Он протянул руку, но в салфетке больше не осталось винограда, и он сказал:
– Завтра возьмем больше.
И тут же пожалел, что набросил эту тень на горы и долины. Он даже не решился прижать ее к себе чуть сильнее, чтобы не подчеркнуть того, что только что сказал. Она чувствовала себя испуганной не столько из-за того, что завтра он уезжал, сколько из-за того, что она не была уверена. Нужно было потерпеть, но она пыталась угадать, предвосхитить; она наблюдала за своим телом, грудью, животом, но это было абсурдно, было слишком рано, еще нельзя было знать. Но у нее все же была надежда. Она улыбнулась и положила руку на щеку Ренье и погладила ее, но эта ласка была предназначена не ему, так же как и эта улыбка. Ее лицо приняло немного виноватый вид – смесь триумфа и невинности, – и Ренье почувствовал себя заинтригованным и поднял ее подбородок:
– Что такое? Что ты от меня скрываешь?
Она тряхнула головой, не произнеся ни слова, спрятала свою надежду под ресницами, начала чрезвычайно внимательно застегивать пуговицы на своей блузке. Она никогда не пыталась переубедить его, заставить его отказаться; был лишь один способ изменить его – воспитать его ребенка. Был лишь один способ исправить его – родить от него сына и научить его не уезжать. Это все, что она могла сделать. Именно так мужчины в конце концов изменяются. По ту сторону трагической баррикады жены коммунистов, вероятно, впряжены в ту же невидимую работу, они сейчас тоже медленно, тайно созидают будущий мир в ушах своих сыновей. Вот нас-то ничто не разделяет, подумала она, и то творение, над которым тщетно бьются мужчины, выполним мы. Мы недостаточно любимы, чтобы удержать вас, но вы всегда оставляете будущее у себя за спиной, когда покидаете нас. И уже сейчас вы уходите с большим трудом, чем ваши отцы, вы колеблетесь, вы задаетесь болезненными вопросами, и мы будем продолжать, терпеливо, мягко, наш незаметный прогресс до тех пор, пока вы уже больше не сможете бороться с той нежностью, что просачивается в вас.

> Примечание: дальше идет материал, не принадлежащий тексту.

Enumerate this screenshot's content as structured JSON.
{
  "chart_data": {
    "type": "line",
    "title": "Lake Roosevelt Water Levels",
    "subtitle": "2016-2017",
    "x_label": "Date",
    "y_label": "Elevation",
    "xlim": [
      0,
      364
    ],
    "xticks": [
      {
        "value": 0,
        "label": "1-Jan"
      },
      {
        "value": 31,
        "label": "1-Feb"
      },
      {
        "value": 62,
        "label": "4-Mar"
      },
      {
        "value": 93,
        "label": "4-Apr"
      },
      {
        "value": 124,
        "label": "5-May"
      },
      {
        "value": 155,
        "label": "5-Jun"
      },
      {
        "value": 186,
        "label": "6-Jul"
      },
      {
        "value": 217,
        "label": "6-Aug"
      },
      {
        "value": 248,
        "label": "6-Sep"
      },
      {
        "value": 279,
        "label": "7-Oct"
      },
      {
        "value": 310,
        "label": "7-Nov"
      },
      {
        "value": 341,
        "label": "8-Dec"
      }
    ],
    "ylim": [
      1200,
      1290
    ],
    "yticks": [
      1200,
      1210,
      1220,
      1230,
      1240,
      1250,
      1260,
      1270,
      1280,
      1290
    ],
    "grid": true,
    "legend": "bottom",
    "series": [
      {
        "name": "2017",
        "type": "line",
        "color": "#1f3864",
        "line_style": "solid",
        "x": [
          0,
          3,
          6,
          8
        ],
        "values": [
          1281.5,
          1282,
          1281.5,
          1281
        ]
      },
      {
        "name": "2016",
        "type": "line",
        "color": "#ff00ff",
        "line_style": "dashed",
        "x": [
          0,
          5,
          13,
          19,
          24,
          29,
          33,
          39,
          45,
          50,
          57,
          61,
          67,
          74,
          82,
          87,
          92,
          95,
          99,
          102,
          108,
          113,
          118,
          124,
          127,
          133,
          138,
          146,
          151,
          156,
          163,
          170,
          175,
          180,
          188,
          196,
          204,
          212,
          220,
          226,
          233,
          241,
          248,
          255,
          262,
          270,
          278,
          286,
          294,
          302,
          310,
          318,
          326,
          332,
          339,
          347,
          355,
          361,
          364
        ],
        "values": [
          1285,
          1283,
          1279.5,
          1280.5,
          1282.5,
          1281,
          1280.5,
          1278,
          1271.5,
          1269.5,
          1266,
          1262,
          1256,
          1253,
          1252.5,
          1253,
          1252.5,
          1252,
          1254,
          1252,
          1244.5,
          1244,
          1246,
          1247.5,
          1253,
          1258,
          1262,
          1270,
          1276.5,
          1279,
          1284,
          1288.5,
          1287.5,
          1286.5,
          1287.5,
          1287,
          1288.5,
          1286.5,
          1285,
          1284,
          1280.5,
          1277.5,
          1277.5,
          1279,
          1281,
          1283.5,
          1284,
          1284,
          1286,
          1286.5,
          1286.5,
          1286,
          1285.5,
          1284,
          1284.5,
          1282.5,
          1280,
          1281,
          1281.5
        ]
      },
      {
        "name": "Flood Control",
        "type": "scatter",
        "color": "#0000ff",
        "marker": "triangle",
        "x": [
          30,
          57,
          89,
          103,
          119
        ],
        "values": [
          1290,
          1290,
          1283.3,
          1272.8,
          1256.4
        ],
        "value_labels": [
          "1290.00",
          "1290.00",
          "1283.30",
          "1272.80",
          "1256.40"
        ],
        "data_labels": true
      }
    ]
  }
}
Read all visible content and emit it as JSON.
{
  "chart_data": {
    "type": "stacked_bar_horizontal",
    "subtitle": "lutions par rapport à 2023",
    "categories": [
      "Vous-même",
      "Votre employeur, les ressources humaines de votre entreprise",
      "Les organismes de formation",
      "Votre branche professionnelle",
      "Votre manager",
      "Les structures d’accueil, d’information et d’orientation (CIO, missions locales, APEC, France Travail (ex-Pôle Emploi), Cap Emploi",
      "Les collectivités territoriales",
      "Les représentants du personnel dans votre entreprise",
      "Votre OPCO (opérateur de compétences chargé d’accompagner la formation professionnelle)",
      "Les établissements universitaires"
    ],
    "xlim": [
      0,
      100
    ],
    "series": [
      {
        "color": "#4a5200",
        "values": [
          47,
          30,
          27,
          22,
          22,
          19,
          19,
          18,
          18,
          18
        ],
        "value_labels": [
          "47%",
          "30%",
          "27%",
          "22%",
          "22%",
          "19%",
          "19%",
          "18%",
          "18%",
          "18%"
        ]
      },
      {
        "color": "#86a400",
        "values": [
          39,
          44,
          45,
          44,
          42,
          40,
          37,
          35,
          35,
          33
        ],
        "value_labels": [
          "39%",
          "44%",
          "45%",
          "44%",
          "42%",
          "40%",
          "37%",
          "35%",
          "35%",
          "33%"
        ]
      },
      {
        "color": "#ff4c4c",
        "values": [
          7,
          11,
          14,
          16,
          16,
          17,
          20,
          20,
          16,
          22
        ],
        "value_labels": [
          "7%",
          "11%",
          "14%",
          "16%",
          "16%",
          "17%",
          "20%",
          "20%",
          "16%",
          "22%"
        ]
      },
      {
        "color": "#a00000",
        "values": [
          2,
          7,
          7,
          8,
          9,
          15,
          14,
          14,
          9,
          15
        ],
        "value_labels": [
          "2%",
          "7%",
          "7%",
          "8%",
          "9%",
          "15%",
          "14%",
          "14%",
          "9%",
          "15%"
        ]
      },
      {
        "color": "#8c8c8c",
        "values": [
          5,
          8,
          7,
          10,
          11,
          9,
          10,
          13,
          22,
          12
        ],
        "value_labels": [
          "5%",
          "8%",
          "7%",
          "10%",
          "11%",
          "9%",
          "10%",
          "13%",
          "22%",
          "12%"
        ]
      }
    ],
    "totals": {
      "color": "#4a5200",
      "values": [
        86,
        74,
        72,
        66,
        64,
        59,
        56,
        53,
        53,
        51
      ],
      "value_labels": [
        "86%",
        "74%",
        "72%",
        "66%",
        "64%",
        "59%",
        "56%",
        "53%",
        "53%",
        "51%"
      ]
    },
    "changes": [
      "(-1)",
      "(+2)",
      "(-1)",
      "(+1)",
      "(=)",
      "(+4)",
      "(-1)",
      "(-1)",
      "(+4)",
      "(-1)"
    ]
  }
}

– О чем ты думаешь? – спросил он.
– Я? – переспросила она, сделав большие невинные глаза. – Ни о чем.
Она встала. Они собрали сумки и покрывало и начали спускаться. Было три часа дня, и первые туманы уже придавали оливковым деревьям на мысе их голубоватую мягкость. Она в последний раз подняла глаза к обрушившимся камням. Пройдет лет двадцать – тридцать, подумала она, и маленькие Эмберы из этой деревни с удивлением спросят себя однажды, кто эта старая сумасшедшая американка, что карабкается совсем одна, и это в ее-то годы, к этому недоступному уголку… Они вышли на дорогу на Горбио, пошли вдоль соснового леса, покрывавшего холм справа, против моря. Ниже, до самой виллы, уединенно стоявшей среди кипарисов, простирались оливковые деревья. Энн увидела два силуэта, двигавшиеся среди оливковых деревьев, между посеребренными верхушками, на которые она смотрела с большой высоты и которые сотрясались на свету от порывов мистраля, – двух мужчин, которые возникли на миг на опушке; на одном из них была белая шляпа; затем они исчезли среди деревьев; дорога быстро спускалась, миновала живую изгородь из шелковиц, развалившийся дом, фонтан без воды, заброшенный, со своей датой закладки в римских цифрах, весь покрытый мхом, снова шелковицы, на миг, очень далеко, мелькнули крыши Рокбрюна, белое пятно кладбища, затем, на повороте, деревня скрылась, и осталось лишь море и небо и оливковые деревья над густым нагромождением шелковиц, неподвижных в дуновениях мистраля, переплетенных, сухих, без единого шепота и местами, то здесь, то там, желтый крик мимозы.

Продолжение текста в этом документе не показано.